A shiver of panic crawled up Grove's back because he heard those telltale lunatic winds moaning and wailing in the near distance behind him—he had no concept of direction—and he realized now what Doerr had done:
He had followed the eye
. God only knew why. Or for what psychotic purpose. Or where the hell they were. From the look of the riotous, swaying shadows of thick foliage, they were probably in some remote, forsaken corner of the bayou.
That was the direction in which the eye had been moving ... toward the bayous to the west. Or maybe it was toward the lake. Which was it? Goddamnit, Grove could not remember. His mind would not cooperate. It kept sending fiery little sparks of emotion across his synapses, down through his nervous system, jamming his logic center, sabotaging his rational thought—a megawatt alternating current of rage and hatred. He needed to destroy this freak Michael Doerr more than anything he had ever needed to do in his life. And maybe, just maybe, if he played dead ...

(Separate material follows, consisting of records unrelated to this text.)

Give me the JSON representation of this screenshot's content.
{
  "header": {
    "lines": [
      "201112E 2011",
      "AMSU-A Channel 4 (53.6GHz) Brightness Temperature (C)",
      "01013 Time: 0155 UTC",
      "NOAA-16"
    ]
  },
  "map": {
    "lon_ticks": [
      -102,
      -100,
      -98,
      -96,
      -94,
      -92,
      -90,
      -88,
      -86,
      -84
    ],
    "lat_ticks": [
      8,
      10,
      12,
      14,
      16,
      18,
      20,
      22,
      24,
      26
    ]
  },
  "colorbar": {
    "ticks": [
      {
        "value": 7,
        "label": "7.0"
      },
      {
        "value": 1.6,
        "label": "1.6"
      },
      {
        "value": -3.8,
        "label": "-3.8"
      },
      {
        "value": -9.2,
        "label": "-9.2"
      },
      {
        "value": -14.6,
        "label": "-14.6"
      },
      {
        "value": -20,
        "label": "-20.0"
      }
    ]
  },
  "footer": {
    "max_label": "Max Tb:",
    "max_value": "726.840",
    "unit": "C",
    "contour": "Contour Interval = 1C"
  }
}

The handcar squeaked to a halt. They had reached a natural clearing, and now Doerr climbed off the contraption. His chains and weapons, still dangling from the inner loops of his coat, jangled in the unsettled breezes as he moved around the car through the knee-deep mire. Grove shot a quick, furtive glance at the tree line to his left.
They had stopped on the edge of some sort of long-forgotten Cajun cemetery.
In the blustering darkness, just for an instant, Grove saw the aboveground stone crypts, many of them cracked and ruined with age, stretching into the distance in all directions. The walkways, fossilized and embedded in the soggy earth, were all underwater. But the steepled and gabled rooftops of the tombs were visible like rows of wormy gray archipelagos. It was a vast necropolis, deserted by the ages, haunted by overgrown cypress and long, ragged chandeliers of Spanish moss hanging down and swaying in the eye winds with eerie nervousness.